One of the most recent reports addressing the issue was released by Nacha and its Payments Innovation Alliance in August, discussing how businesses can combat fraud and take into account the changes in operations that come from working at home. Among the report’s 10 recommendations was increasing security for online meetings. Video conferencing platforms, such as Zoom, have become go-to tools for companies around the world in the shift from in-person to online meetings. However, incidents of “Zoom bombing” have occurred in which an uninvited participate gains access to confidential calls. Nacha states companies can prevent impeding parties by requiring passwords to join.

“Users can take additional steps to further ensure the integrity of their online meetings by designating co-hosts or moderators to monitor the chat room and step in, if necessary,” the report notes. “Users can take advantage of enhanced privacy features like a virtual ‘waiting room’ that lets hosts see who is attempting to join prior to allowing access. Also, users are encouraged to generate random meeting links for extra privacy.”
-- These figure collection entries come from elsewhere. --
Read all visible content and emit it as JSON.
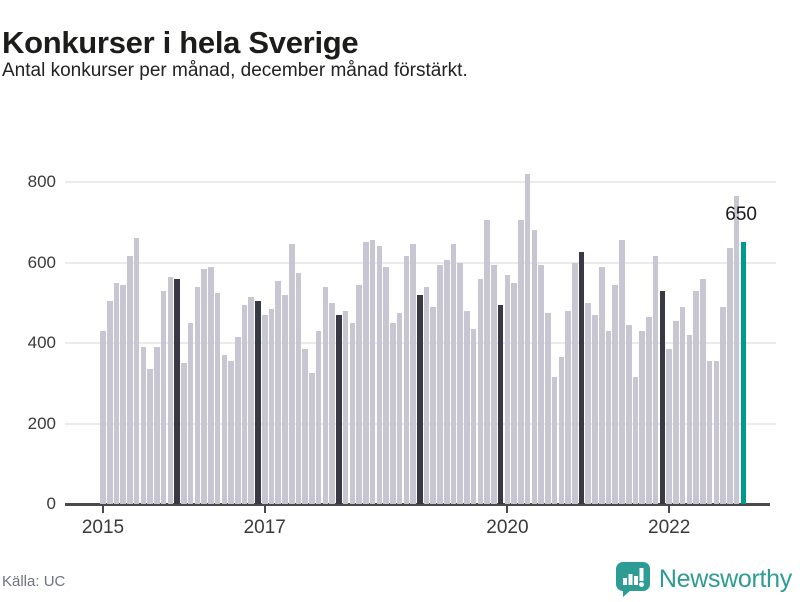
{
  "header": {
    "title": "Konkurser i hela Sverige",
    "subtitle": "Antal konkurser per månad, december månad förstärkt."
  },
  "annotation": {
    "last_value_label": "650"
  },
  "footer": {
    "source": "Källa: UC",
    "brand": "Newsworthy"
  },
  "icons": {
    "brand_logo": "bar-chart-speech-bubble-icon"
  },
  "colors": {
    "bar_default": "#c9c6d3",
    "bar_december": "#393845",
    "bar_highlight": "#009b8e",
    "grid": "#ebebeb",
    "axis": "#4a4a4a",
    "brand_teal": "#2d9c94",
    "text_dark": "#1c1c1a",
    "text_muted": "#6d7380"
  },
  "chart_data": {
    "type": "bar",
    "title": "Konkurser i hela Sverige",
    "subtitle": "Antal konkurser per månad, december månad förstärkt.",
    "frequency": "monthly",
    "start": "2015-01",
    "end": "2022-12",
    "ylim": [
      0,
      860
    ],
    "yticks": [
      0,
      200,
      400,
      600,
      800
    ],
    "xticks_years": [
      2015,
      2017,
      2020,
      2022
    ],
    "grid": "horizontal",
    "legend": "none",
    "december_emphasized": true,
    "last_bar": {
      "month": "2022-12",
      "value": 650,
      "label": "650",
      "highlighted": true
    },
    "series_name": "Antal konkurser",
    "values_by_year": {
      "2015": [
        430,
        505,
        550,
        545,
        615,
        660,
        390,
        335,
        390,
        530,
        565,
        560
      ],
      "2016": [
        350,
        450,
        540,
        585,
        590,
        525,
        370,
        355,
        415,
        495,
        515,
        505
      ],
      "2017": [
        470,
        485,
        555,
        520,
        645,
        575,
        385,
        325,
        430,
        540,
        500,
        470
      ],
      "2018": [
        480,
        450,
        545,
        650,
        655,
        640,
        590,
        450,
        475,
        615,
        645,
        520
      ],
      "2019": [
        540,
        490,
        595,
        605,
        645,
        600,
        480,
        435,
        560,
        705,
        595,
        495
      ],
      "2020": [
        570,
        550,
        705,
        820,
        680,
        595,
        475,
        315,
        365,
        480,
        600,
        625
      ],
      "2021": [
        500,
        470,
        590,
        430,
        545,
        655,
        445,
        315,
        430,
        465,
        615,
        530
      ],
      "2022": [
        385,
        455,
        490,
        420,
        530,
        560,
        355,
        355,
        490,
        635,
        765,
        650
      ]
    }
  }
}
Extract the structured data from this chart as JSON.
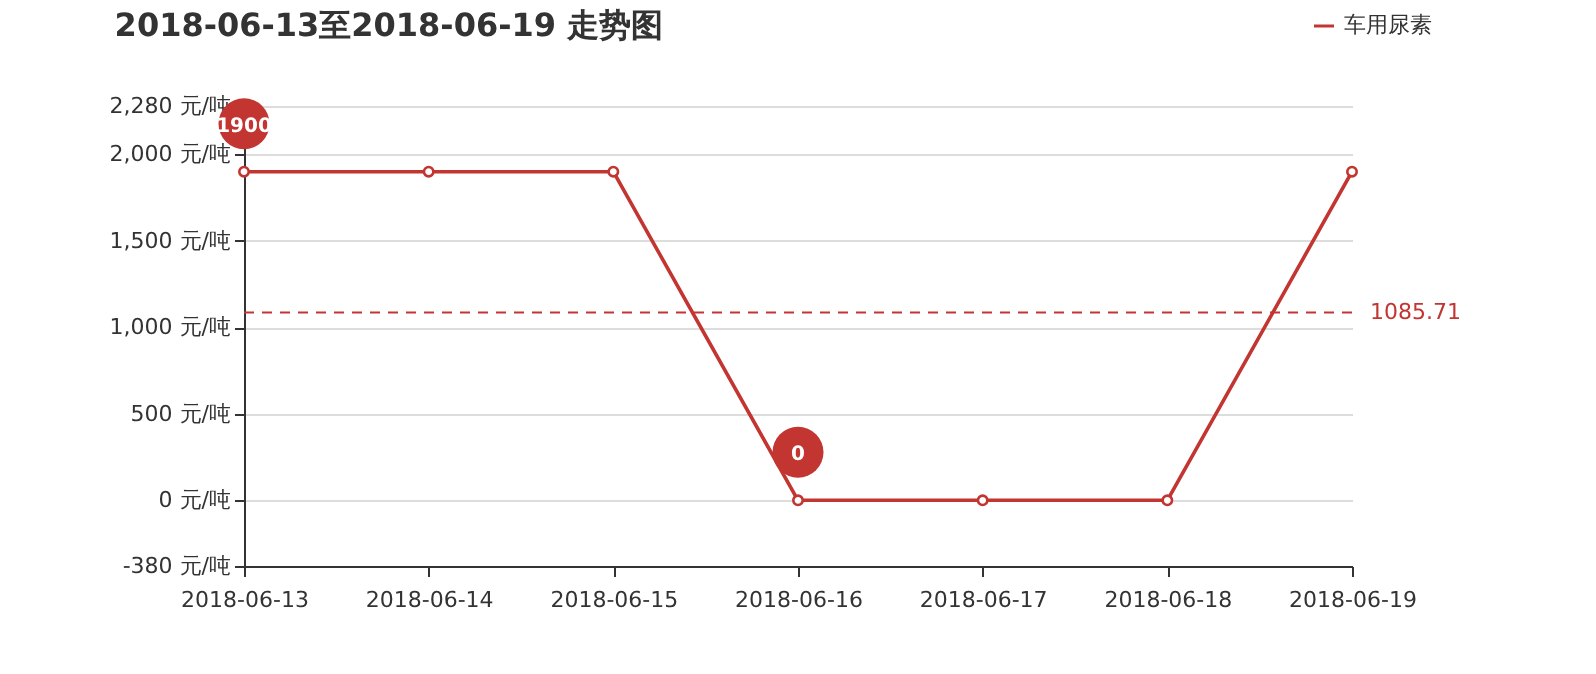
{
  "chart_data": {
    "type": "line",
    "title": "2018-06-13至2018-06-19 走势图",
    "categories": [
      "2018-06-13",
      "2018-06-14",
      "2018-06-15",
      "2018-06-16",
      "2018-06-17",
      "2018-06-18",
      "2018-06-19"
    ],
    "series": [
      {
        "name": "车用尿素",
        "color": "#c23531",
        "values": [
          1900,
          1900,
          1900,
          0,
          0,
          0,
          1900
        ]
      }
    ],
    "ylim": [
      -380,
      2280
    ],
    "yticks": [
      {
        "value": -380,
        "label": "-380 元/吨"
      },
      {
        "value": 0,
        "label": "0 元/吨"
      },
      {
        "value": 500,
        "label": "500 元/吨"
      },
      {
        "value": 1000,
        "label": "1,000 元/吨"
      },
      {
        "value": 1500,
        "label": "1,500 元/吨"
      },
      {
        "value": 2000,
        "label": "2,000 元/吨"
      },
      {
        "value": 2280,
        "label": "2,280 元/吨"
      }
    ],
    "ref_lines": [
      {
        "axis": "y",
        "value": 1085.71,
        "label": "1085.71",
        "color": "#c23531",
        "line_style": "dashed"
      }
    ],
    "annotations": [
      {
        "text": "1900",
        "x": "2018-06-13",
        "y": 1900
      },
      {
        "text": "0",
        "x": "2018-06-16",
        "y": 0
      }
    ],
    "grid": "y",
    "legend": "top right",
    "marker": "circle",
    "line_style": "solid"
  }
}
Businesses must extend fraud prevention efforts to their customers as well, Nacha states, by establishing clear lines of communication. Unfortunately, many fraudsters will do their due diligence when sculpting fake emails and phone calls that appear to be on behalf of the business. Nacha’s example of improving customer communication involved informing customers of “new programs and promotions,” effectively sharing information that criminals will have no way of knowing. Therefore, if a customer sees contradictory information, they will know what information is true and false.
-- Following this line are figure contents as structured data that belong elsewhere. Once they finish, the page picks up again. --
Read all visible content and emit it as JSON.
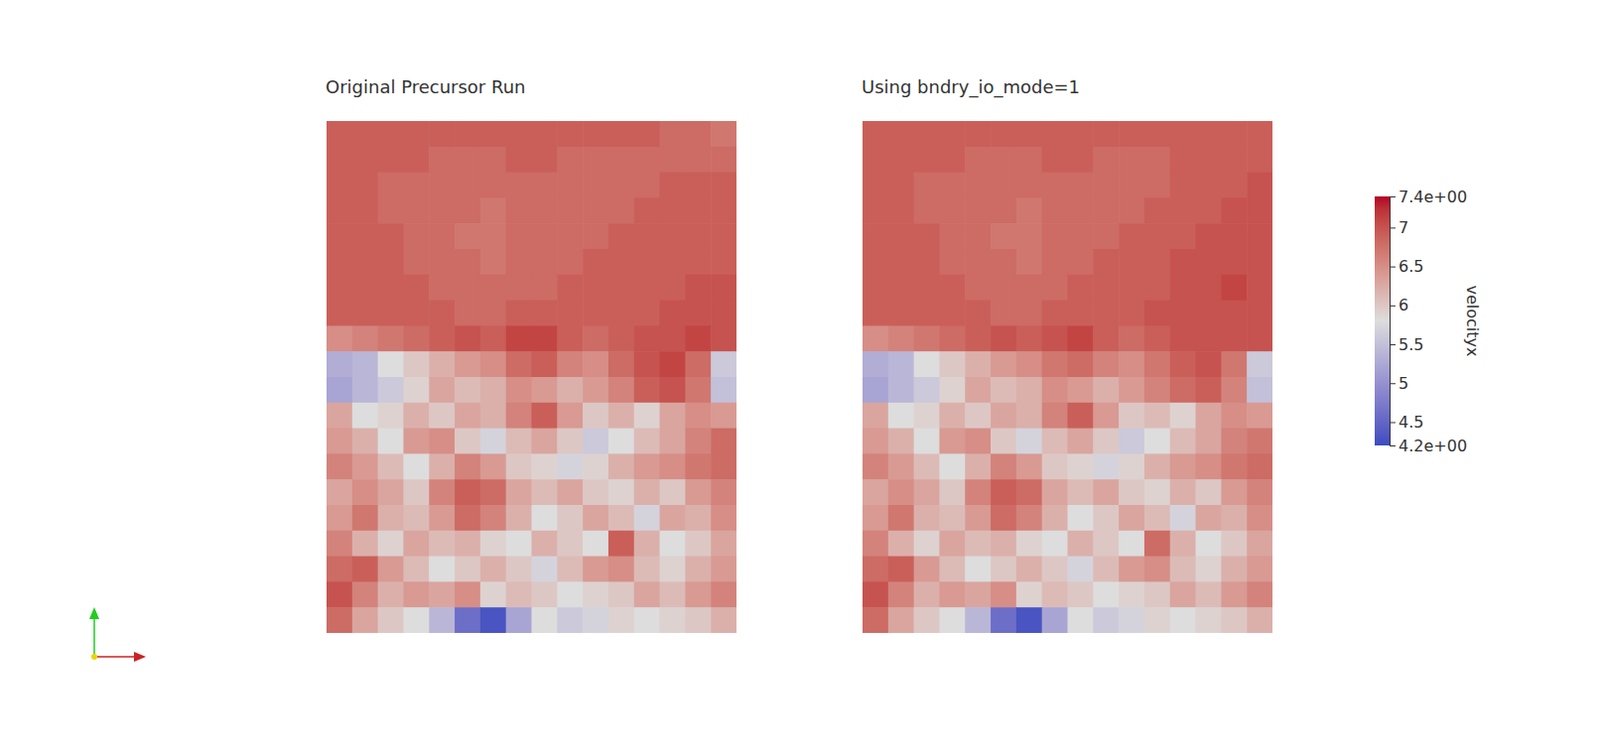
{
  "chart_data": [
    {
      "type": "heatmap",
      "title": "Original Precursor Run",
      "tick_labels": false,
      "cells": [
        [
          6.9,
          6.9,
          6.9,
          6.9,
          6.9,
          6.9,
          6.9,
          6.9,
          6.9,
          6.9,
          6.9,
          6.9,
          6.9,
          6.8,
          6.8,
          6.7
        ],
        [
          6.9,
          6.9,
          6.9,
          6.9,
          6.8,
          6.8,
          6.8,
          6.9,
          6.9,
          6.8,
          6.8,
          6.8,
          6.8,
          6.8,
          6.8,
          6.8
        ],
        [
          6.9,
          6.9,
          6.8,
          6.8,
          6.8,
          6.8,
          6.8,
          6.8,
          6.8,
          6.8,
          6.8,
          6.8,
          6.8,
          6.9,
          6.9,
          6.9
        ],
        [
          6.9,
          6.9,
          6.8,
          6.8,
          6.8,
          6.8,
          6.7,
          6.8,
          6.8,
          6.8,
          6.8,
          6.8,
          6.9,
          6.9,
          6.9,
          6.9
        ],
        [
          6.9,
          6.9,
          6.9,
          6.8,
          6.8,
          6.7,
          6.7,
          6.8,
          6.8,
          6.8,
          6.8,
          6.9,
          6.9,
          6.9,
          6.9,
          6.9
        ],
        [
          6.9,
          6.9,
          6.9,
          6.8,
          6.8,
          6.8,
          6.7,
          6.8,
          6.8,
          6.8,
          6.9,
          6.9,
          6.9,
          6.9,
          6.9,
          6.9
        ],
        [
          6.9,
          6.9,
          6.9,
          6.9,
          6.8,
          6.8,
          6.8,
          6.8,
          6.8,
          6.9,
          6.9,
          6.9,
          6.9,
          6.9,
          7.0,
          7.0
        ],
        [
          6.9,
          6.9,
          6.9,
          6.9,
          6.9,
          6.8,
          6.8,
          6.9,
          6.9,
          6.9,
          6.9,
          6.9,
          6.9,
          7.0,
          7.0,
          7.0
        ],
        [
          6.5,
          6.6,
          6.7,
          6.8,
          6.9,
          7.0,
          6.9,
          7.1,
          7.1,
          6.9,
          6.8,
          6.9,
          7.0,
          7.0,
          7.1,
          7.0
        ],
        [
          5.3,
          5.4,
          5.8,
          6.0,
          6.2,
          6.4,
          6.5,
          6.8,
          6.9,
          6.6,
          6.5,
          6.8,
          7.0,
          7.1,
          6.8,
          5.6
        ],
        [
          5.2,
          5.4,
          5.6,
          5.9,
          6.3,
          6.1,
          6.2,
          6.5,
          6.4,
          6.2,
          6.4,
          6.6,
          6.9,
          7.0,
          6.7,
          5.5
        ],
        [
          6.3,
          5.8,
          5.9,
          6.2,
          6.0,
          6.3,
          6.2,
          6.6,
          6.9,
          6.4,
          6.0,
          6.2,
          5.9,
          6.3,
          6.5,
          6.4
        ],
        [
          6.4,
          6.2,
          5.8,
          6.4,
          6.5,
          6.0,
          5.7,
          6.1,
          6.3,
          6.0,
          5.6,
          5.8,
          6.1,
          6.3,
          6.6,
          6.8
        ],
        [
          6.6,
          6.4,
          6.1,
          5.8,
          6.2,
          6.6,
          6.4,
          6.0,
          5.9,
          5.7,
          5.9,
          6.2,
          6.4,
          6.5,
          6.7,
          6.8
        ],
        [
          6.3,
          6.5,
          6.3,
          6.0,
          6.6,
          6.9,
          6.8,
          6.3,
          6.1,
          6.3,
          6.0,
          5.9,
          6.2,
          6.0,
          6.4,
          6.6
        ],
        [
          6.4,
          6.7,
          6.2,
          6.1,
          6.4,
          6.8,
          6.6,
          6.2,
          5.8,
          6.0,
          6.3,
          6.1,
          5.7,
          6.3,
          6.2,
          6.5
        ],
        [
          6.6,
          6.2,
          5.9,
          6.3,
          6.1,
          6.2,
          5.9,
          5.8,
          6.2,
          6.0,
          5.8,
          6.9,
          6.2,
          5.8,
          6.0,
          6.3
        ],
        [
          6.8,
          6.9,
          6.4,
          6.1,
          5.8,
          6.0,
          6.2,
          6.0,
          5.7,
          6.1,
          6.4,
          6.5,
          6.1,
          5.9,
          6.2,
          6.4
        ],
        [
          7.0,
          6.6,
          6.2,
          6.4,
          6.3,
          6.5,
          5.9,
          6.1,
          6.0,
          5.8,
          5.9,
          6.0,
          6.3,
          6.1,
          6.4,
          6.6
        ],
        [
          6.8,
          6.3,
          6.0,
          5.8,
          5.4,
          4.6,
          4.3,
          5.2,
          5.8,
          5.6,
          5.7,
          5.9,
          5.8,
          5.9,
          6.0,
          6.2
        ]
      ]
    },
    {
      "type": "heatmap",
      "title": "Using bndry_io_mode=1",
      "tick_labels": false,
      "cells": [
        [
          6.9,
          6.9,
          6.9,
          6.9,
          6.9,
          6.9,
          6.9,
          6.9,
          6.9,
          6.9,
          6.9,
          6.9,
          6.9,
          6.9,
          6.9,
          6.9
        ],
        [
          6.9,
          6.9,
          6.9,
          6.9,
          6.8,
          6.8,
          6.8,
          6.9,
          6.9,
          6.8,
          6.8,
          6.8,
          6.9,
          6.9,
          6.9,
          6.9
        ],
        [
          6.9,
          6.9,
          6.8,
          6.8,
          6.8,
          6.8,
          6.8,
          6.8,
          6.8,
          6.8,
          6.8,
          6.8,
          6.9,
          6.9,
          6.9,
          7.0
        ],
        [
          6.9,
          6.9,
          6.8,
          6.8,
          6.8,
          6.8,
          6.7,
          6.8,
          6.8,
          6.8,
          6.8,
          6.9,
          6.9,
          6.9,
          7.0,
          7.0
        ],
        [
          6.9,
          6.9,
          6.9,
          6.8,
          6.8,
          6.7,
          6.7,
          6.8,
          6.8,
          6.8,
          6.9,
          6.9,
          6.9,
          7.0,
          7.0,
          7.0
        ],
        [
          6.9,
          6.9,
          6.9,
          6.8,
          6.8,
          6.8,
          6.7,
          6.8,
          6.8,
          6.9,
          6.9,
          6.9,
          7.0,
          7.0,
          7.0,
          7.0
        ],
        [
          6.9,
          6.9,
          6.9,
          6.9,
          6.8,
          6.8,
          6.8,
          6.8,
          6.9,
          6.9,
          6.9,
          6.9,
          7.0,
          7.0,
          7.1,
          7.0
        ],
        [
          6.9,
          6.9,
          6.9,
          6.9,
          6.9,
          6.8,
          6.8,
          6.9,
          6.9,
          6.9,
          6.9,
          7.0,
          7.0,
          7.0,
          7.0,
          7.0
        ],
        [
          6.5,
          6.6,
          6.7,
          6.8,
          6.9,
          7.0,
          6.9,
          7.0,
          7.1,
          6.9,
          6.8,
          6.9,
          7.0,
          7.0,
          7.0,
          7.0
        ],
        [
          5.3,
          5.4,
          5.8,
          6.0,
          6.2,
          6.4,
          6.5,
          6.7,
          6.8,
          6.6,
          6.5,
          6.7,
          6.9,
          7.0,
          6.7,
          5.6
        ],
        [
          5.2,
          5.4,
          5.6,
          5.9,
          6.3,
          6.1,
          6.2,
          6.5,
          6.4,
          6.2,
          6.4,
          6.6,
          6.8,
          6.9,
          6.6,
          5.5
        ],
        [
          6.3,
          5.8,
          5.9,
          6.2,
          6.0,
          6.3,
          6.2,
          6.6,
          6.9,
          6.4,
          6.0,
          6.1,
          5.9,
          6.3,
          6.5,
          6.4
        ],
        [
          6.4,
          6.2,
          5.8,
          6.4,
          6.5,
          6.0,
          5.7,
          6.1,
          6.3,
          6.0,
          5.6,
          5.8,
          6.1,
          6.3,
          6.6,
          6.7
        ],
        [
          6.6,
          6.4,
          6.1,
          5.8,
          6.2,
          6.6,
          6.4,
          6.0,
          5.9,
          5.7,
          5.9,
          6.2,
          6.4,
          6.5,
          6.7,
          6.8
        ],
        [
          6.3,
          6.5,
          6.3,
          6.0,
          6.6,
          6.9,
          6.8,
          6.3,
          6.1,
          6.3,
          6.0,
          5.9,
          6.2,
          6.0,
          6.4,
          6.6
        ],
        [
          6.4,
          6.7,
          6.2,
          6.1,
          6.4,
          6.8,
          6.6,
          6.2,
          5.8,
          6.0,
          6.3,
          6.1,
          5.7,
          6.3,
          6.2,
          6.5
        ],
        [
          6.6,
          6.2,
          5.9,
          6.3,
          6.1,
          6.2,
          5.9,
          5.8,
          6.2,
          6.0,
          5.8,
          6.8,
          6.2,
          5.8,
          6.0,
          6.3
        ],
        [
          6.8,
          6.9,
          6.4,
          6.1,
          5.8,
          6.0,
          6.2,
          6.0,
          5.7,
          6.1,
          6.4,
          6.5,
          6.1,
          5.9,
          6.2,
          6.4
        ],
        [
          7.0,
          6.6,
          6.2,
          6.4,
          6.3,
          6.5,
          5.9,
          6.1,
          6.0,
          5.8,
          5.9,
          6.0,
          6.3,
          6.1,
          6.4,
          6.6
        ],
        [
          6.8,
          6.3,
          6.0,
          5.8,
          5.4,
          4.6,
          4.3,
          5.2,
          5.8,
          5.6,
          5.7,
          5.9,
          5.8,
          5.9,
          6.0,
          6.2
        ]
      ]
    }
  ],
  "colorbar": {
    "label": "velocityx",
    "range": [
      4.2,
      7.4
    ],
    "ticks": [
      {
        "value": 4.2,
        "label": "4.2e+00"
      },
      4.5,
      5,
      5.5,
      6,
      6.5,
      7,
      {
        "value": 7.4,
        "label": "7.4e+00"
      }
    ]
  }
}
“For example, if insurance companies are providing rebate checks to customers, the company should inform recipients that a paper check will be sent and caution customers not to provide personal information in response to phishing emails that promise electronic deposits,” the report states.

By not only opening the lines of communications with customers, but also increasing the amount of overall communication, businesses can ensure their customers also remain safe.